Le 15 avril 2025, E.Leclerc a dévoilé une offensive d’envergure pour diviser de moitié ses émissions de gaz à effet de serre d’ici à 2035. Objectif : faire mieux que ses concurrents, et se hisser sur le podium des enseignes les plus vertueuses en matière de décarbonation. Michel-Édouard Leclerc n’a pas mâché ses mots : « Il nous faut décarboner toute la chaîne, du producteur au consommateur ».
Le discours s’appuie sur une réalité accablante. En 2023, les émissions globales de l’enseigne ont atteint 73,6 millions de tonnes de CO₂, dont 51 % liés aux hydrocarbures. Scopes 1, 2 et 3 sont désormais intégrés dans le calcul, en conformité avec le GHG Protocol – à l’exception notable des déplacements clients, pourtant estimés et ciblés dans les prochaines actions. Mais au-delà des mots, E.Leclerc sort les outils.
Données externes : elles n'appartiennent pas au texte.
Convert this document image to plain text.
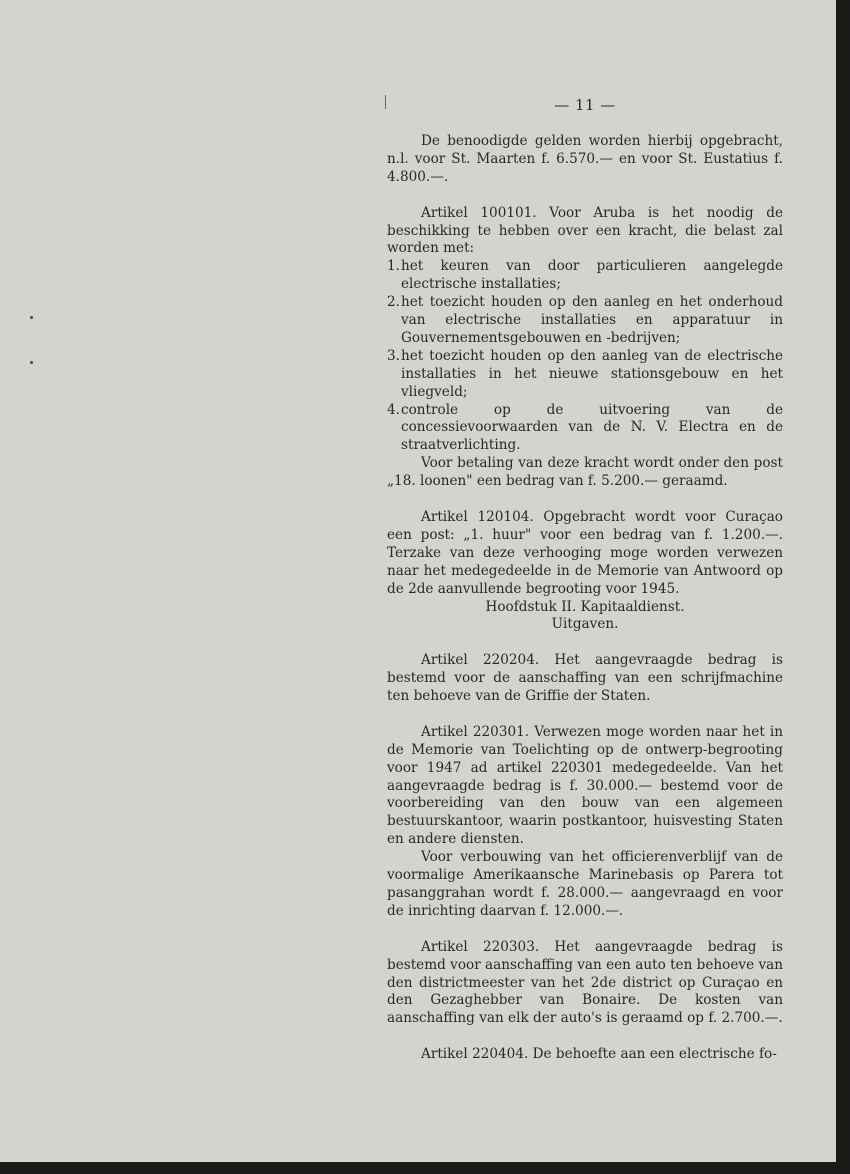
— 11 —

De benoodigde gelden worden hierbij opgebracht, n.l. voor St. Maarten f. 6.570.— en voor St. Eustatius f. 4.800.—.

Artikel 100101. Voor Aruba is het noodig de beschikking te hebben over een kracht, die belast zal worden met:

1. het keuren van door particulieren aangelegde electrische installaties;
2. het toezicht houden op den aanleg en het onderhoud van electrische installaties en apparatuur in Gouvernementsgebouwen en -bedrijven;
3. het toezicht houden op den aanleg van de electrische installaties in het nieuwe stationsgebouw en het vliegveld;
4. controle op de uitvoering van de concessievoorwaarden van de N. V. Electra en de straatverlichting.

Voor betaling van deze kracht wordt onder den post „18. loonen" een bedrag van f. 5.200.— geraamd.

Artikel 120104. Opgebracht wordt voor Curaçao een post: „1. huur" voor een bedrag van f. 1.200.—. Terzake van deze verhooging moge worden verwezen naar het medegedeelde in de Memorie van Antwoord op de 2de aanvullende begrooting voor 1945.

Hoofdstuk II. Kapitaaldienst.

Uitgaven.

Artikel 220204. Het aangevraagde bedrag is bestemd voor de aanschaffing van een schrijfmachine ten behoeve van de Griffie der Staten.

Artikel 220301. Verwezen moge worden naar het in de Memorie van Toelichting op de ontwerp-begrooting voor 1947 ad artikel 220301 medegedeelde. Van het aangevraagde bedrag is f. 30.000.— bestemd voor de voorbereiding van den bouw van een algemeen bestuurskantoor, waarin postkantoor, huisvesting Staten en andere diensten.

Voor verbouwing van het officierenverblijf van de voormalige Amerikaansche Marinebasis op Parera tot pasanggrahan wordt f. 28.000.— aangevraagd en voor de inrichting daarvan f. 12.000.—.

Artikel 220303. Het aangevraagde bedrag is bestemd voor aanschaffing van een auto ten behoeve van den districtmeester van het 2de district op Curaçao en den Gezaghebber van Bonaire. De kosten van aanschaffing van elk der auto's is geraamd op f. 2.700.—.

Artikel 220404. De behoefte aan een electrische fo-
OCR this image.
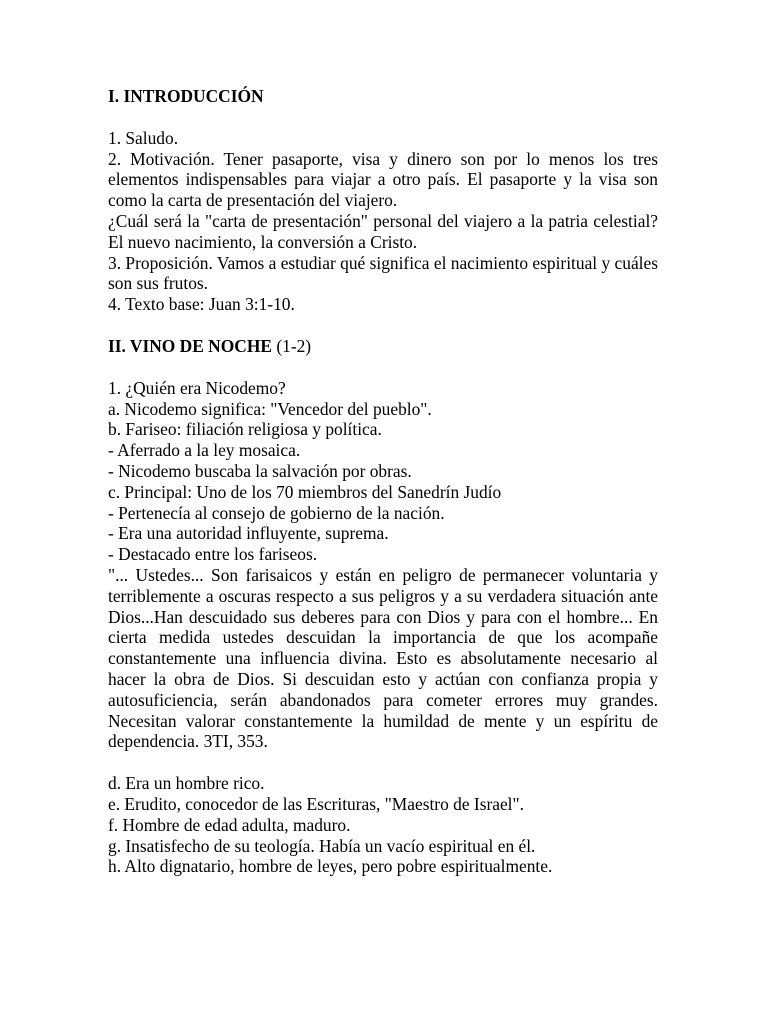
I. INTRODUCCIÓN

1. Saludo.

2. Motivación. Tener pasaporte, visa y dinero son por lo menos los tres elementos indispensables para viajar a otro país. El pasaporte y la visa son como la carta de presentación del viajero.

¿Cuál será la "carta de presentación" personal del viajero a la patria celestial? El nuevo nacimiento, la conversión a Cristo.

3. Proposición. Vamos a estudiar qué significa el nacimiento espiritual y cuáles son sus frutos.

4. Texto base: Juan 3:1-10.

II. VINO DE NOCHE (1-2)

1. ¿Quién era Nicodemo?

a. Nicodemo significa: "Vencedor del pueblo".

b. Fariseo: filiación religiosa y política.

- Aferrado a la ley mosaica.

- Nicodemo buscaba la salvación por obras.

c. Principal: Uno de los 70 miembros del Sanedrín Judío

- Pertenecía al consejo de gobierno de la nación.

- Era una autoridad influyente, suprema.

- Destacado entre los fariseos.

"... Ustedes... Son farisaicos y están en peligro de permanecer voluntaria y terriblemente a oscuras respecto a sus peligros y a su verdadera situación ante Dios...Han descuidado sus deberes para con Dios y para con el hombre... En cierta medida ustedes descuidan la importancia de que los acompañe constantemente una influencia divina. Esto es absolutamente necesario al hacer la obra de Dios. Si descuidan esto y actúan con confianza propia y autosuficiencia, serán abandonados para cometer errores muy grandes. Necesitan valorar constantemente la humildad de mente y un espíritu de dependencia. 3TI, 353.

d. Era un hombre rico.

e. Erudito, conocedor de las Escrituras, "Maestro de Israel".

f. Hombre de edad adulta, maduro.

g. Insatisfecho de su teología. Había un vacío espiritual en él.

h. Alto dignatario, hombre de leyes, pero pobre espiritualmente.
E.Leclerc mise sur les biocarburants pour verdir son image et ses pompes
En matière de carburants, le distributeur joue une carte doublement stratégique : baisser son empreinte carbone tout en séduisant une clientèle en quête de carburants alternatifs bon marché. Pour cela, l’enseigne mise sur le superéthanol E85 et surtout sur le HVO100, ce diesel synthétique issu d’huiles végétales durables, compatible avec la majorité des moteurs diesel. Aujourd’hui, 42 % des camions opérant pour les coopératives régionales de l’enseigne roulent au HVO100, carburant permettant « de réduire de moins 90 % les émissions de gaz à effet de serre par rapport au diesel », peut-on lire sur CB News.
Leclerc va plus loin : un contrat d’approvisionnement vient d’être conclu avec la RATP, preuve que ce biocarburant n’est pas cantonné à un usage symbolique. Leclerc ne s’arrête pas là. L’enseigne appelle explicitement l’exécutif à « abaisser la fiscalité du biodiesel » et à « ne plus l’aligner sur celle du gazole », dénonçant un non-sens économique dans une période où les budgets sont pourtant à l’os. Et pour les automobilistes ? Les 120 centres techniques Leclerc proposeront l’installation de kits de conversion E85, visant « 10 millions de voitures éligibles » selon les estimations du groupe. Dix millions de clients potentiels, une promesse d’économie, et un bon coup de projecteur.
E.Leclerc électrifie sa stratégie avec “Charge E-Lec”
L’autre front, c’est l’électricité. Et pas n’importe laquelle : l’électricité pas chère, made in Leclerc, grâce à 3 millions de m² de panneaux photovoltaïques installés sur les sites du groupe. Une énergie produite maison, stockée, et injectée dans le réseau de bornes de recharge de l’enseigne. C’est le projet “Charge E-Lec”. Aujourd’hui, 4 300 bornes sont opérationnelles, mais Philippe Amann, président de Siplec (la branche énergie d’E.Leclerc), affiche des ambitions claires dans Caradisiac : « au moins un doublement d’ici 2030 pour atteindre 15 000 d’ici 2035 ».
Chaque implantation est pensée au millimètre : puissance, volume, prévision de flux. Et pour ne rien gâcher, l’enseigne évoque ouvertement un partenariat avec Tesla pour équiper certaines stations en marque blanche. Une alliance inattendue ou un simple ballon d’essai médiatique ? « Ce serait pour eux un nouveau débouché », commente Philippe Amann.
Un nouveau produit d’appel, comme au bon vieux temps
Ce virage énergétique n’est pas qu’une réponse à l’urgence climatique. C’est une réactivation délibérée du modèle fondateur de l’enseigne : attirer les clients par le prix du carburant, comme on déroulait jadis le tapis rouge du pouvoir d’achat à la pompe. Sauf qu’ici, l’éthanol remplace l’essence et les électrons succèdent au diesel.
« Carbon’Info », l’outil maison lancé cette semaine, s’inscrit dans cette logique. Il affichera l’empreinte carbone de plus de 6 000 produits alimentaires vendus sous les marques de distributeur comme Marque Repère, Eco+, Bio Village ou Nos Régions ont du Talent. Un pas vers la transparence, un argument pour les consommateurs soucieux de l’impact de leurs achats.